We had walked for only a few minutes before the noise of Singapore’s rush-hour traffic was muffled by the dense canopy of strangling figs with their dangling aerial roots, tapioca trees, banana trees and nascent ginger and cinnamon plants. The spidery tendrils of vanilla orchids hung in the air too, their anchor in the surrounding trees impossible to trace, while the forest floor echoed with cicadas.

Another joy is that you will almost certainly have much of the catchment area to yourself, perhaps encountering the occasional expat sent jogging on doctor’s orders. Your companions tend to be of the avian kind; the most charismatic is the racket-tailed drongo, named for its long, forked tail “wires” that expand into circular shapes, and which you have an excellent chance of spotting, feasting on insects on tree trunks. Other birds include the beautiful, whistling bulbul, the black-naped oriole, the banded woodpecker whose call disconcertingly resembles that of a cat whose tail has been stepped on, and, more familiar to European eyes, kingfishers and bitterns.

Long-tailed macaque monkeys jabber on the lower branches, and are less aggressive than elsewhere in South-East Asia. Given Singapore’s predilection for imposing penalties for the slightest infringement, I wondered if the monkeys, too, had been served notice to behave. Instead, their docility is proof that Singapore’s policy of hitting miscreants with hugely disproportionate fines can pay dividends: 18 people have been nabbed for feeding the monkeys - a practice that encourages them to pester humans - and fined up to £1,500. Press reports of those convicted are pinned to a noticeboard at the park rangers’ HQ. It’s an idea that deserves to catch on.

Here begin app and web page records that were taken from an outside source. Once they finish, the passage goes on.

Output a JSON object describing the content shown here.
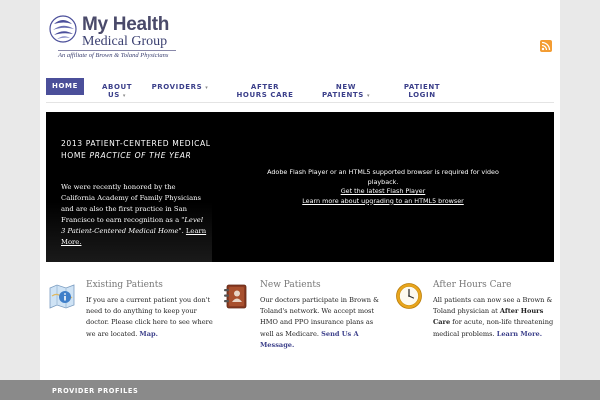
{
  "brand": {
    "line1": "My Health",
    "line2": "Medical Group",
    "tagline": "An affiliate of Brown & Toland Physicians",
    "accent": "#4b4f9a"
  },
  "nav": {
    "home": "HOME",
    "about": "ABOUT US",
    "providers": "PROVIDERS",
    "after_hours": "AFTER HOURS CARE",
    "new_patients": "NEW PATIENTS",
    "patient_login": "PATIENT LOGIN",
    "caret": "▾"
  },
  "hero": {
    "title_plain": "2013 PATIENT-CENTERED MEDICAL HOME ",
    "title_italic": "PRACTICE OF THE YEAR",
    "body_1": "We were recently honored by the California Academy of Family Physicians and are also the first practice in San Francisco to earn recognition as a ",
    "body_quote": "\"Level 3 Patient-Centered Medical Home\"",
    "body_2": ". ",
    "learn_more": "Learn More.",
    "flash_msg": "Adobe Flash Player or an HTML5 supported browser is required for video playback.",
    "flash_link1": "Get the latest Flash Player",
    "flash_link2": "Learn more about upgrading to an HTML5 browser"
  },
  "columns": {
    "existing": {
      "title": "Existing Patients",
      "text": "If you are a current patient you don't need to do anything to keep your doctor.  Please click here to see where we are located.  ",
      "link": "Map."
    },
    "new": {
      "title": "New Patients",
      "text": "Our doctors participate in Brown & Toland's network. We accept most HMO and PPO insurance plans as well as Medicare. ",
      "link": "Send Us A Message."
    },
    "after": {
      "title": "After Hours Care",
      "text_1": "All patients can now see a Brown & Toland physician at  ",
      "bold": "After Hours Care",
      "text_2": "  for acute, non-life threatening medical problems. ",
      "link": "Learn More."
    }
  },
  "footer": {
    "label": "PROVIDER PROFILES"
  },
  "icons": {
    "logo": "swirl-logo-icon",
    "rss": "rss-icon",
    "existing": "map-info-icon",
    "new": "address-book-icon",
    "after": "clock-icon"
  }
}
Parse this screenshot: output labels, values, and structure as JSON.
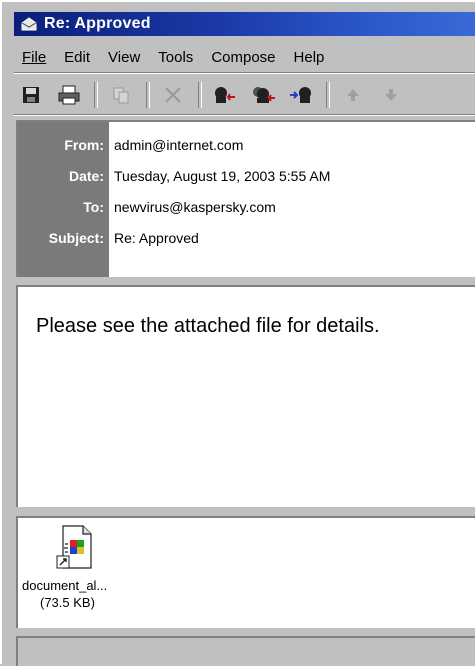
{
  "window": {
    "title": "Re: Approved",
    "title_bar_color": "#0a1f7a"
  },
  "menu": {
    "file": "File",
    "edit": "Edit",
    "view": "View",
    "tools": "Tools",
    "compose": "Compose",
    "help": "Help"
  },
  "toolbar": {
    "icons": [
      "save-icon",
      "print-icon",
      "copy-icon",
      "delete-icon",
      "reply-icon",
      "reply-all-icon",
      "forward-icon",
      "previous-icon",
      "next-icon"
    ]
  },
  "header": {
    "from_label": "From:",
    "from_value": "admin@internet.com",
    "date_label": "Date:",
    "date_value": "Tuesday, August 19, 2003 5:55 AM",
    "to_label": "To:",
    "to_value": "newvirus@kaspersky.com",
    "subject_label": "Subject:",
    "subject_value": "Re: Approved"
  },
  "body": {
    "text": "Please see the attached file for details."
  },
  "attachment": {
    "name": "document_al...",
    "size": "(73.5 KB)"
  }
}
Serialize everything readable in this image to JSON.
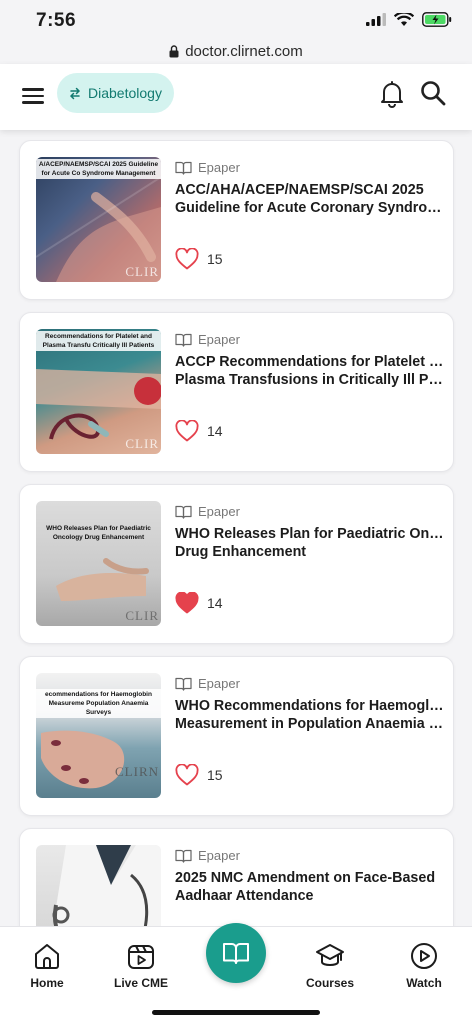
{
  "status_bar": {
    "time": "7:56"
  },
  "browser": {
    "url": "doctor.clirnet.com"
  },
  "header": {
    "specialty": "Diabetology",
    "brand_color": "#1a9d8d"
  },
  "feed": {
    "items": [
      {
        "category": "Epaper",
        "title_line1": "ACC/AHA/ACEP/NAEMSP/SCAI 2025",
        "title_line2": "Guideline for Acute Coronary Syndrome M...",
        "likes": "15",
        "liked": false,
        "thumb_caption": "A/ACEP/NAEMSP/SCAI 2025 Guideline for Acute Co Syndrome Management",
        "thumb_watermark": "CLIR"
      },
      {
        "category": "Epaper",
        "title_line1": "ACCP Recommendations for Platelet and",
        "title_line2": "Plasma Transfusions in Critically Ill Patients",
        "likes": "14",
        "liked": false,
        "thumb_caption": "Recommendations for Platelet and Plasma Transfu Critically Ill Patients",
        "thumb_watermark": "CLIR"
      },
      {
        "category": "Epaper",
        "title_line1": "WHO Releases Plan for Paediatric Oncology",
        "title_line2": "Drug Enhancement",
        "likes": "14",
        "liked": true,
        "thumb_caption": "WHO Releases Plan for Paediatric Oncology Drug Enhancement",
        "thumb_watermark": "CLIR"
      },
      {
        "category": "Epaper",
        "title_line1": "WHO Recommendations for Haemoglobin",
        "title_line2": "Measurement in Population Anaemia Surv...",
        "likes": "15",
        "liked": false,
        "thumb_caption": "ecommendations for Haemoglobin Measureme Population Anaemia Surveys",
        "thumb_watermark": "CLIRN"
      },
      {
        "category": "Epaper",
        "title_line1": "2025 NMC Amendment on Face-Based",
        "title_line2": "Aadhaar Attendance",
        "likes": "",
        "liked": false,
        "thumb_caption": "",
        "thumb_watermark": ""
      }
    ]
  },
  "bottom_nav": {
    "home": "Home",
    "live_cme": "Live CME",
    "courses": "Courses",
    "watch": "Watch"
  },
  "icons": {
    "menu": "hamburger-menu-icon",
    "bell": "bell-icon",
    "search": "search-icon",
    "swap": "swap-arrows-icon",
    "epaper": "book-open-icon",
    "heart": "heart-icon",
    "home": "home-icon",
    "live": "live-cme-icon",
    "fab": "book-open-icon",
    "courses": "graduation-cap-icon",
    "watch": "play-circle-icon"
  }
}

The bridge that links two of MacRitchie’s modest hills is just part of the treet-op walk. Farther along, the path mainly comprises boardwalk, and I encountered many lizards, including the common flying dragon, with an eye-catching yellow skin flap under its throat, while a praying mantis sat on a decomposing leaf, quietly biding its time until its next dinner. I was too late to see the nocturnal pangolin, which roots around at dawn, but on this path you may also spot the flying lemur, a creature that, a little unexpectedly, neither flies nor is a lemur. Its proper name is the colugo but it happens to look like a lemur, and glides - in a mixture of hope and expectation of a soft landing - from one tree to another, using skin flaps between its limbs.

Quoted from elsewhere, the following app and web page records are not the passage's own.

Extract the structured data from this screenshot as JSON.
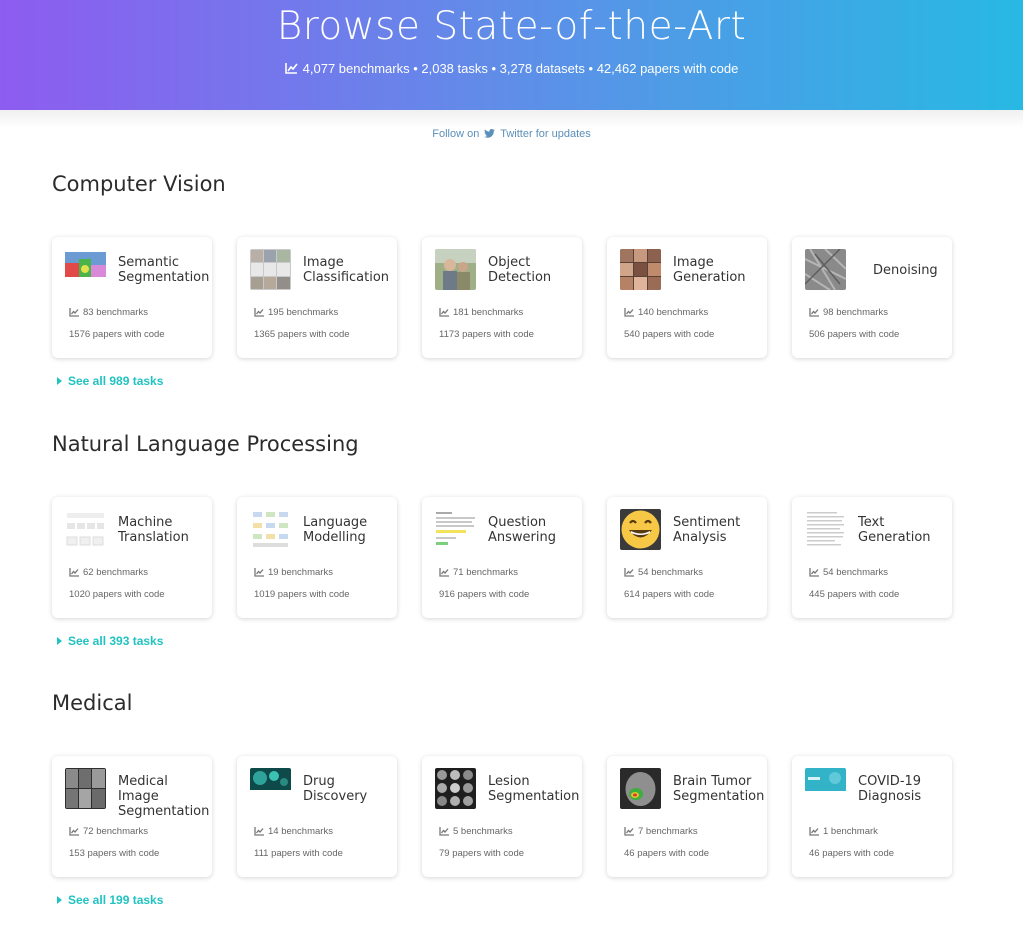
{
  "hero": {
    "title": "Browse State-of-the-Art",
    "stats": "4,077 benchmarks • 2,038 tasks • 3,278 datasets • 42,462 papers with code"
  },
  "follow": {
    "prefix": "Follow on",
    "link": "Twitter for updates"
  },
  "sections": [
    {
      "title": "Computer Vision",
      "see_all": "See all 989 tasks",
      "cards": [
        {
          "name": "Semantic Segmentation",
          "benchmarks": "83 benchmarks",
          "papers": "1576 papers with code",
          "thumb": "segmentation-thumbnail"
        },
        {
          "name": "Image Classification",
          "benchmarks": "195 benchmarks",
          "papers": "1365 papers with code",
          "thumb": "classification-thumbnail"
        },
        {
          "name": "Object Detection",
          "benchmarks": "181 benchmarks",
          "papers": "1173 papers with code",
          "thumb": "detection-thumbnail"
        },
        {
          "name": "Image Generation",
          "benchmarks": "140 benchmarks",
          "papers": "540 papers with code",
          "thumb": "faces-grid-thumbnail"
        },
        {
          "name": "Denoising",
          "benchmarks": "98 benchmarks",
          "papers": "506 papers with code",
          "thumb": "noisy-image-thumbnail"
        }
      ]
    },
    {
      "title": "Natural Language Processing",
      "see_all": "See all 393 tasks",
      "cards": [
        {
          "name": "Machine Translation",
          "benchmarks": "62 benchmarks",
          "papers": "1020 papers with code",
          "thumb": "translation-diagram-thumbnail"
        },
        {
          "name": "Language Modelling",
          "benchmarks": "19 benchmarks",
          "papers": "1019 papers with code",
          "thumb": "model-diagram-thumbnail"
        },
        {
          "name": "Question Answering",
          "benchmarks": "71 benchmarks",
          "papers": "916 papers with code",
          "thumb": "qa-text-thumbnail"
        },
        {
          "name": "Sentiment Analysis",
          "benchmarks": "54 benchmarks",
          "papers": "614 papers with code",
          "thumb": "smiley-emoji-thumbnail"
        },
        {
          "name": "Text Generation",
          "benchmarks": "54 benchmarks",
          "papers": "445 papers with code",
          "thumb": "text-page-thumbnail"
        }
      ]
    },
    {
      "title": "Medical",
      "see_all": "See all 199 tasks",
      "cards": [
        {
          "name": "Medical Image Segmentation",
          "benchmarks": "72 benchmarks",
          "papers": "153 papers with code",
          "thumb": "xray-grid-thumbnail"
        },
        {
          "name": "Drug Discovery",
          "benchmarks": "14 benchmarks",
          "papers": "111 papers with code",
          "thumb": "molecule-thumbnail"
        },
        {
          "name": "Lesion Segmentation",
          "benchmarks": "5 benchmarks",
          "papers": "79 papers with code",
          "thumb": "lesion-scan-thumbnail"
        },
        {
          "name": "Brain Tumor Segmentation",
          "benchmarks": "7 benchmarks",
          "papers": "46 papers with code",
          "thumb": "brain-mri-thumbnail"
        },
        {
          "name": "COVID-19 Diagnosis",
          "benchmarks": "1 benchmark",
          "papers": "46 papers with code",
          "thumb": "covid-banner-thumbnail"
        }
      ]
    }
  ],
  "colors": {
    "gradient_start": "#8d5cf0",
    "gradient_end": "#27b9e3",
    "see_all": "#21c3c2",
    "link": "#5b8fb9"
  }
}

Though you are extremely unlikely to encounter them, there are some creatures whose attention is unwelcome, including the Malayan coral snake and the black spitting cobra, though these generally slither away long before you might spot them. To see animals against which you might come off a poor second in a face-to-face encounter, you could add the Singapore Night Safari to your experience. Part of Singapore Zoo - generally regarded as one of the world’s better zoos - this imaginative safari offers walking trails and tram rides, with subtle lighting, to see many animals that are most active at night.

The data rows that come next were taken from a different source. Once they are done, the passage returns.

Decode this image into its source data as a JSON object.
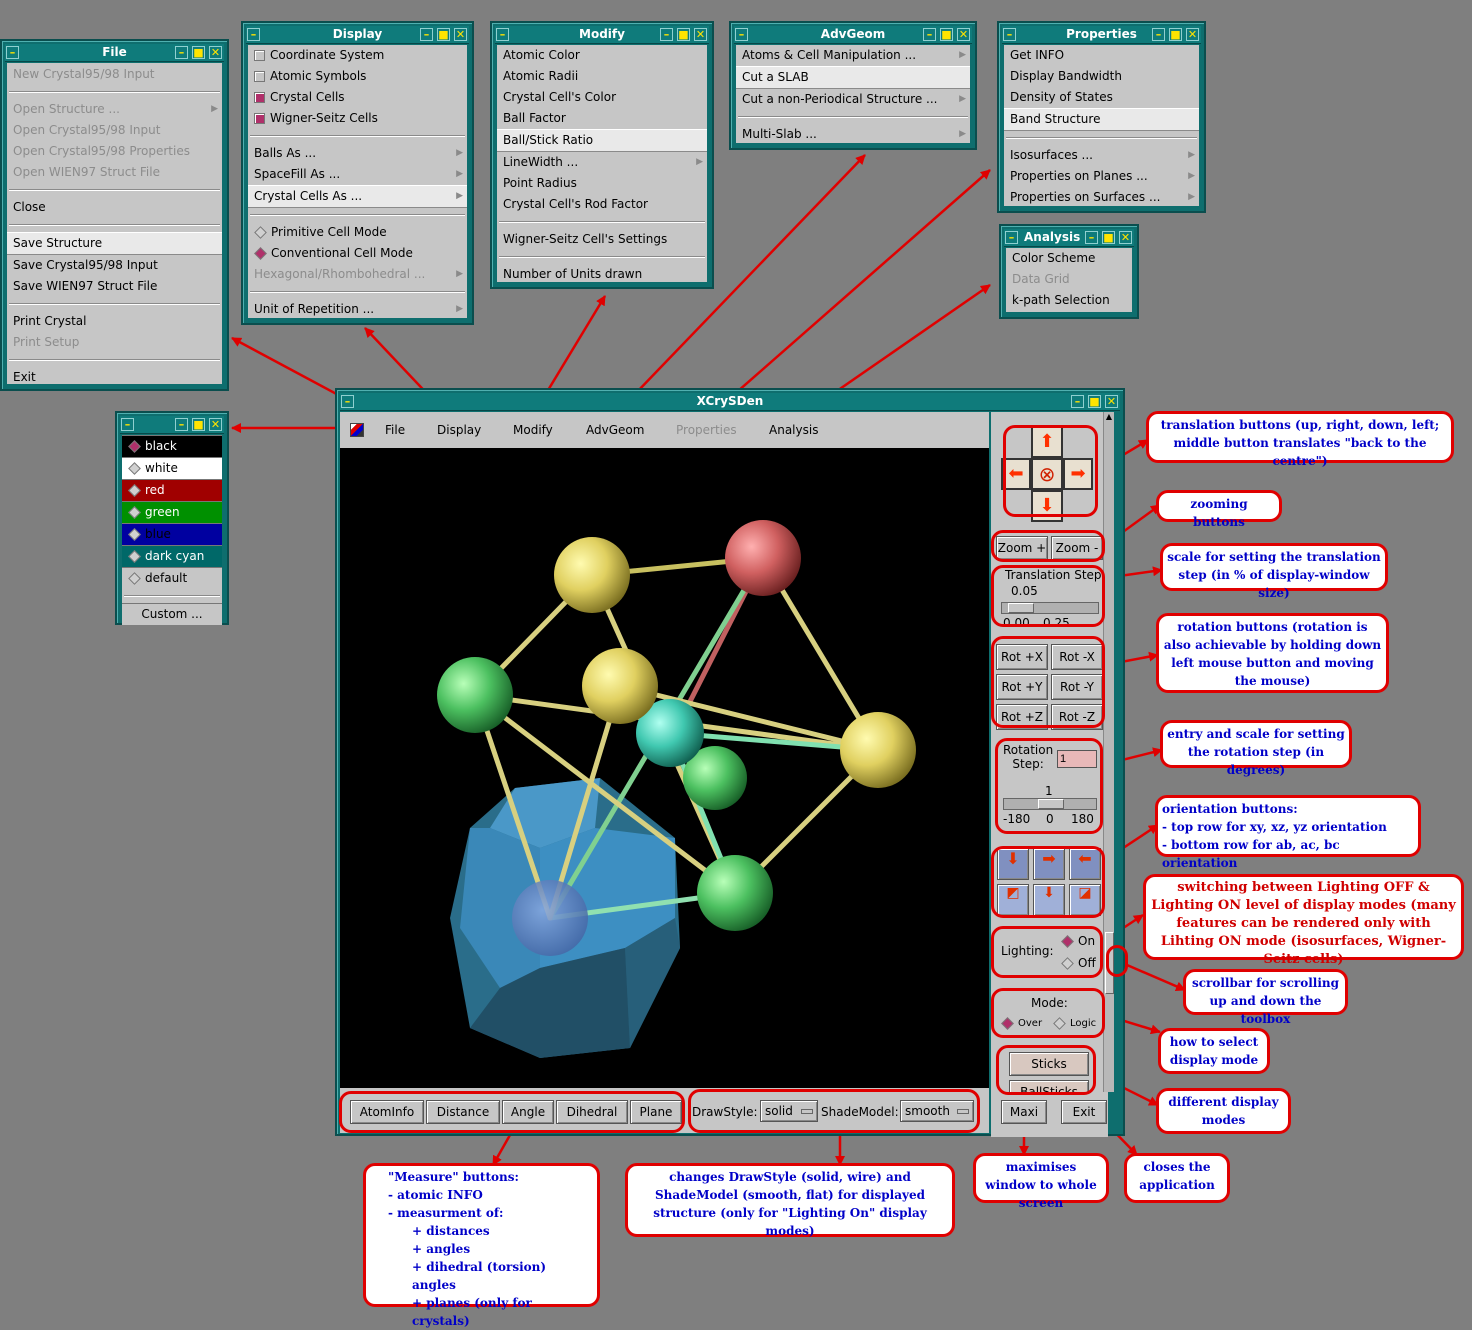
{
  "file_menu": {
    "title": "File",
    "items": [
      {
        "label": "New Crystal95/98 Input",
        "disabled": true
      },
      {
        "sep": true
      },
      {
        "label": "Open Structure ...",
        "disabled": true,
        "sub": true
      },
      {
        "label": "Open Crystal95/98 Input",
        "disabled": true
      },
      {
        "label": "Open Crystal95/98 Properties",
        "disabled": true
      },
      {
        "label": "Open WIEN97 Struct File",
        "disabled": true
      },
      {
        "sep": true
      },
      {
        "label": "Close"
      },
      {
        "sep": true
      },
      {
        "label": "Save Structure",
        "highlight": true
      },
      {
        "label": "Save Crystal95/98 Input"
      },
      {
        "label": "Save WIEN97 Struct File"
      },
      {
        "sep": true
      },
      {
        "label": "Print Crystal"
      },
      {
        "label": "Print Setup",
        "disabled": true
      },
      {
        "sep": true
      },
      {
        "label": "Exit"
      }
    ]
  },
  "display_menu": {
    "title": "Display",
    "items": [
      {
        "label": "Coordinate System",
        "check": "off"
      },
      {
        "label": "Atomic Symbols",
        "check": "off"
      },
      {
        "label": "Crystal Cells",
        "check": "on"
      },
      {
        "label": "Wigner-Seitz Cells",
        "check": "on"
      },
      {
        "sep": true
      },
      {
        "label": "Balls As ...",
        "sub": true
      },
      {
        "label": "SpaceFill As ...",
        "sub": true
      },
      {
        "label": "Crystal Cells As ...",
        "sub": true,
        "highlight": true
      },
      {
        "sep": true
      },
      {
        "label": "Primitive Cell Mode",
        "radio": "off"
      },
      {
        "label": "Conventional Cell Mode",
        "radio": "on"
      },
      {
        "label": "Hexagonal/Rhombohedral ...",
        "disabled": true,
        "sub": true
      },
      {
        "sep": true
      },
      {
        "label": "Unit of Repetition ...",
        "sub": true
      }
    ]
  },
  "modify_menu": {
    "title": "Modify",
    "items": [
      {
        "label": "Atomic Color"
      },
      {
        "label": "Atomic Radii"
      },
      {
        "label": "Crystal Cell's Color"
      },
      {
        "label": "Ball Factor"
      },
      {
        "label": "Ball/Stick Ratio",
        "highlight": true
      },
      {
        "label": "LineWidth ...",
        "sub": true
      },
      {
        "label": "Point Radius"
      },
      {
        "label": "Crystal Cell's Rod Factor"
      },
      {
        "sep": true
      },
      {
        "label": "Wigner-Seitz Cell's Settings"
      },
      {
        "sep": true
      },
      {
        "label": "Number of Units drawn"
      }
    ]
  },
  "advgeom_menu": {
    "title": "AdvGeom",
    "items": [
      {
        "label": "Atoms & Cell Manipulation ...",
        "sub": true
      },
      {
        "label": "Cut a SLAB",
        "highlight": true
      },
      {
        "label": "Cut a non-Periodical Structure ...",
        "sub": true
      },
      {
        "sep": true
      },
      {
        "label": "Multi-Slab ...",
        "sub": true
      }
    ]
  },
  "properties_menu": {
    "title": "Properties",
    "items": [
      {
        "label": "Get INFO"
      },
      {
        "label": "Display Bandwidth"
      },
      {
        "label": "Density of States"
      },
      {
        "label": "Band Structure",
        "highlight": true
      },
      {
        "sep": true
      },
      {
        "label": "Isosurfaces ...",
        "sub": true
      },
      {
        "label": "Properties on Planes ...",
        "sub": true
      },
      {
        "label": "Properties on Surfaces ...",
        "sub": true
      }
    ]
  },
  "analysis_menu": {
    "title": "Analysis",
    "items": [
      {
        "label": "Color Scheme"
      },
      {
        "label": "Data Grid",
        "disabled": true
      },
      {
        "label": "k-path Selection"
      }
    ]
  },
  "color_menu": {
    "items": [
      {
        "label": "black",
        "bg": "#000000",
        "fg": "#ffffff",
        "on": true
      },
      {
        "label": "white",
        "bg": "#ffffff",
        "fg": "#000000"
      },
      {
        "label": "red",
        "bg": "#a00000",
        "fg": "#ffffff"
      },
      {
        "label": "green",
        "bg": "#009000",
        "fg": "#ffffff"
      },
      {
        "label": "blue",
        "bg": "#0000a0",
        "fg": "#000000"
      },
      {
        "label": "dark cyan",
        "bg": "#006868",
        "fg": "#ffffff"
      },
      {
        "label": "default",
        "bg": "#c6c6c6",
        "fg": "#000000"
      },
      {
        "sep": true
      },
      {
        "label": "Custom ...",
        "bg": "#c6c6c6",
        "fg": "#000000",
        "center": true
      }
    ]
  },
  "main": {
    "title": "XCrySDen",
    "menubar": [
      "File",
      "Display",
      "Modify",
      "AdvGeom",
      "Properties",
      "Analysis"
    ],
    "zoom_plus": "Zoom +",
    "zoom_minus": "Zoom -",
    "translation_label": "Translation Step",
    "translation_value": "0.05",
    "translation_min": "0.00",
    "translation_max": "0.25",
    "rot": [
      "Rot +X",
      "Rot -X",
      "Rot +Y",
      "Rot -Y",
      "Rot +Z",
      "Rot -Z"
    ],
    "rotation_label": "Rotation\nStep:",
    "rotation_entry": "1",
    "rotation_value": "1",
    "rotation_ticks": [
      "-180",
      "0",
      "180"
    ],
    "lighting_label": "Lighting:",
    "lighting_on": "On",
    "lighting_off": "Off",
    "mode_label": "Mode:",
    "mode_over": "Over",
    "mode_logic": "Logic",
    "sticks": "Sticks",
    "ballsticks": "BallSticks",
    "measure": [
      "AtomInfo",
      "Distance",
      "Angle",
      "Dihedral",
      "Plane"
    ],
    "drawstyle_label": "DrawStyle:",
    "drawstyle_value": "solid",
    "shademodel_label": "ShadeModel:",
    "shademodel_value": "smooth",
    "maxi": "Maxi",
    "exit": "Exit"
  },
  "annotations": {
    "translation": "translation buttons (up, right, down, left; middle button translates \"back to the centre\")",
    "zooming": "zooming buttons",
    "scale": "scale for setting the translation step (in % of display-window size)",
    "rotation": "rotation buttons (rotation is also achievable by holding down left mouse button and moving the mouse)",
    "rotentry": "entry and scale for setting the rotation step (in degrees)",
    "orient_title": "orientation buttons:",
    "orient_1": "- top row for xy, xz, yz orientation",
    "orient_2": "- bottom row for ab, ac, bc orientation",
    "lighting": "switching between Lighting OFF & Lighting ON level of display modes (many features can be rendered only with Lihting ON mode (isosurfaces, Wigner-Seitz cells)",
    "scrollbar": "scrollbar for scrolling up and down the toolbox",
    "mode": "how to select display mode",
    "displaymodes": "different display modes",
    "measure_lines": [
      "\"Measure\" buttons:",
      "- atomic INFO",
      "- measurment of:",
      "+ distances",
      "+ angles",
      "+ dihedral (torsion) angles",
      "+ planes (only for crystals)"
    ],
    "drawstyle": "changes DrawStyle (solid, wire) and ShadeModel (smooth, flat) for displayed structure (only for \"Lighting On\" display modes)",
    "maxi": "maximises window to whole screen",
    "closes": "closes the application"
  },
  "colors": {
    "frame": "#0e6e6e",
    "panel": "#c6c6c6",
    "accent_red": "#e00000",
    "note_text": "#0000c8"
  }
}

The tram ride commentary can grate quickly, with guides sprinkling the experience with Walt Disneyesque emotions. Being informed that the lions liked to gather together to study their menu (“sadly there is no vegetarian option”) was my cue to hop off and explore on foot. Trails are extremely short, but seem longer in the dark, and the interpretation here is more educational. I headed for the mangrove trail where huge, yawning, fruit bats dangled impressively from branches. Even though it was 9.30pm, the humidity made walking an endurance event akin to wading through thick velvet curtains. Authentic? Absolutely not. Enjoyable? Yes.

Coupled with the genuine article earlier in the day, it made me appreciate that, while its neighbours continue to log their forests to exhaustion, Singapore at least acknowledges that jungles and wildlife have a value that cannot be priced in dollars alone.